The Solution is not Distributed Tracing

This article was originally posted in 2020 on the OpenSignals website, which is now defunct.

Data Dungeons

Much of what is posted in the Observability space these days makes a claim, without much in the way of independent cost-benefit analysis, that to monitor highly interconnected systems effectively, one needs to trace and correlate every request across every hop (span) in the network. Deep and extensive data collection is actively encouraged, which one could argue is more a reflection of a lack of an appropriate model of perception than the utility of the data or the ability of a solution to transform such collections into information and, in turn, insight.

Redundant Reductionism

Science and technology have made it possible to observe the motion of atoms, but humans don’t actively watch such atomical movements in their navigation of physical spaces. Our perception, attention, and cognition have evolutionary scaled to an effective model for us in most situations. Distributed tracing spans, and the data items attached, are the atoms of observability.

Distributed Tracing

From many years of experience in designing, developing, and deploying distributed tracing systems and solutions, the reason it gets far more attention than it rightfully deserves for the engineering effort involved and conceptual complexity introduced, both customer and vendor, is that (local) code call tracing can in itself be helpful; most developers can understand a profile consisting of a tree of nodes representing chains of methods calls. But with increasing decoupling in terms of time and space, this is a questionable approach to undertake unless one is utterly blind to everything else; and that could very well be the crux of the problem that has been engineered without much critical reflection and assessment of the effectiveness and efficiency in deploying distributed tracing.

Misguided Practice

The emphasis on distributed tracing spans, attributes, paths, and data payloads it captures is misguided. It contradicts the touted encapsulation engineers introduce into their system, service, and library designs. Again local tracing can be helpful in some cases, but distribution is even less so. Distribution should not be the default case; code should not be separated by process boundaries so that engineering can obtain some degree of observability of a service. Don’t deploy hundreds of microservices or introduce a service mesh infrastructure to solely profile code execution over and via sockets. Observability is not a reason for distributing.

System Steering

The engineering community must consider changing course to reflect the original purpose and definition of observability – to infer the process state and introduce control measures where and when necessary to stabilize systems. Data exploration is mostly a simple stop-gap measure when engineering can’t steer systems and services to a stable state during execution flow or transitioning between change points. SRE and DevOps teams must step back from a dark data abyss if observability initiatives achieve success beyond the painting of pretty but mostly meaningless charts on dashboards. 

Effective Signposts

The more data you collect, the more you realize how much you don’t know, not because the data has shown this to be the case but because it has hijacked precious attention, overloaded cognitive capacities, and delayed decisive actions—deciding to collect everything.

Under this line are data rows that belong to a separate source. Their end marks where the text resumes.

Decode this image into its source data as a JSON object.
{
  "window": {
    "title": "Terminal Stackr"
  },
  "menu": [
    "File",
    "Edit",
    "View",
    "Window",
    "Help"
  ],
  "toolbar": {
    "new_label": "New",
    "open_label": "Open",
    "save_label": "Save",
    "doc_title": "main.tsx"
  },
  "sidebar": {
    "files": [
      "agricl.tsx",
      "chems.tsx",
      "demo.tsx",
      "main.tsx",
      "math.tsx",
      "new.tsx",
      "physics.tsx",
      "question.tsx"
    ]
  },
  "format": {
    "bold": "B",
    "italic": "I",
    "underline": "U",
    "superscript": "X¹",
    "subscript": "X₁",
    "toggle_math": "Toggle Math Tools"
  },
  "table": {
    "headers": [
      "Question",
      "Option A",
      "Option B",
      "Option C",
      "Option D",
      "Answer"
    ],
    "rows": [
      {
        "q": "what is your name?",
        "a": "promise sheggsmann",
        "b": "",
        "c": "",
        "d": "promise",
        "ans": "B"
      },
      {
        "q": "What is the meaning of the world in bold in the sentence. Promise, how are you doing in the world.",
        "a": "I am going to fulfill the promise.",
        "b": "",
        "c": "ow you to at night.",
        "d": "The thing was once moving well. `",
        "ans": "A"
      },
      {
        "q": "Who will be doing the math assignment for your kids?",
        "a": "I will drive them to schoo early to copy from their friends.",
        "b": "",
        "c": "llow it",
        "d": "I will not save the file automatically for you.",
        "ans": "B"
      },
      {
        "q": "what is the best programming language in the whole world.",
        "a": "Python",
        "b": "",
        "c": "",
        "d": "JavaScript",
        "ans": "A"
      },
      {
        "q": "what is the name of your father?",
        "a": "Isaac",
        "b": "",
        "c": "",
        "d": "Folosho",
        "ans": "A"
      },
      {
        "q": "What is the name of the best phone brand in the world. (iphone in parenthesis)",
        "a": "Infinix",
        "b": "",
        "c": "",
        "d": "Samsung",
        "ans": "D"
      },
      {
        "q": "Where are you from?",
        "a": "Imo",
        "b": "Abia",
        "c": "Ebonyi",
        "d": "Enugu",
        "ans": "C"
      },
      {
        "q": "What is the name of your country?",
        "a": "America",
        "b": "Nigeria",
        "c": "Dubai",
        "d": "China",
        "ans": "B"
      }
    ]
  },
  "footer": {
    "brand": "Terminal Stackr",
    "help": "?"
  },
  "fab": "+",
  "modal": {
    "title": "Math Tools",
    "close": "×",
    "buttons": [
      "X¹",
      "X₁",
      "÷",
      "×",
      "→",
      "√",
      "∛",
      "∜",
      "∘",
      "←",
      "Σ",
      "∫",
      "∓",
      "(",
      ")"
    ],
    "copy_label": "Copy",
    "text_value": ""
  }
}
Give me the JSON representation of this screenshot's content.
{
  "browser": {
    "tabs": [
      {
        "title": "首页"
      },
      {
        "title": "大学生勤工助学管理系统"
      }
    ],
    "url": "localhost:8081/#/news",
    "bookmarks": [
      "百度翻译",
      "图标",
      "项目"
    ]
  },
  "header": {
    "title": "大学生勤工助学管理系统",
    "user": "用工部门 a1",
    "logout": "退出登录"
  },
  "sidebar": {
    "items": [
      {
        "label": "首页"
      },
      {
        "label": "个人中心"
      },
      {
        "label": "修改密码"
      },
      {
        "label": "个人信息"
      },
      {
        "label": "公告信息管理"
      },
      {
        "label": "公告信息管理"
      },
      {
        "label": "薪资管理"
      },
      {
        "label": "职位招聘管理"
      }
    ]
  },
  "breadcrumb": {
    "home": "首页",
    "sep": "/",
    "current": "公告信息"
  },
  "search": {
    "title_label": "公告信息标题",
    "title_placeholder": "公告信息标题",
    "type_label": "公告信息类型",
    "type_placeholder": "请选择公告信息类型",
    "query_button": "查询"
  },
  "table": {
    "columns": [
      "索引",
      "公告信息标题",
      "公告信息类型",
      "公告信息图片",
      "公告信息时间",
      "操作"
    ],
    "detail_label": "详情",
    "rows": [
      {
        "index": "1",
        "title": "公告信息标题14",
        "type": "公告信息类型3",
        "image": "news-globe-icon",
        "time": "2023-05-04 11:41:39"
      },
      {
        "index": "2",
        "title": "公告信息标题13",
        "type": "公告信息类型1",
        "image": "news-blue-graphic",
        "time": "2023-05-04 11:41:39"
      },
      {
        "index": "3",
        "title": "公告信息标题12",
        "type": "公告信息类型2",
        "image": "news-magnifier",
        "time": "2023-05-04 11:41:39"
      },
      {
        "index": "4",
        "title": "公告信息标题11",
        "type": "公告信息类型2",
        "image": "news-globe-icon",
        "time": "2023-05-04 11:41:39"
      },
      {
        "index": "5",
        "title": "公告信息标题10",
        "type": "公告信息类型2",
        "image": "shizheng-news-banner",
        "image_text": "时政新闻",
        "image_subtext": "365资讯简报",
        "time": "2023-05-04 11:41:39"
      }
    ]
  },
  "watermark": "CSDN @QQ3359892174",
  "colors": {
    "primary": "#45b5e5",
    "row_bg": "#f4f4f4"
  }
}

At the same time, a simple decision is anything but simple. Simplicity, sensibility, and significance must return with greater awareness, a more in-depth understanding of a situation, and timely intelligent intervention. Observability assists in the operational monitoring and management of services through clear and concise communication centered around change and controllability. 

Situation: A State-Space

The situation, a state space, should dictate what other forms of observability can be dynamically enabled. Deep and detailed data collection, such as tracing, logging, and events, should follow and be framed by the situation – one that is derived from and described in terms of services, signals, and states. The situation we seek can not be found easily at the atomically level of data. Higher-order thinking, reasoning, and modeling focused on the dynamics instead of the data payloads is a mandatory requirement and a foundational framework for effectiveness, efficiency, and execution at scale regarding collection, communication, change, and control.

Divergence Detection

Only when there is a divergence from an expectation (past behavior), or prediction (planned change) should retention of detailed diagnostics be activated. Tracing is invariably transient data – not a model suitable for managing a process or a system of processes.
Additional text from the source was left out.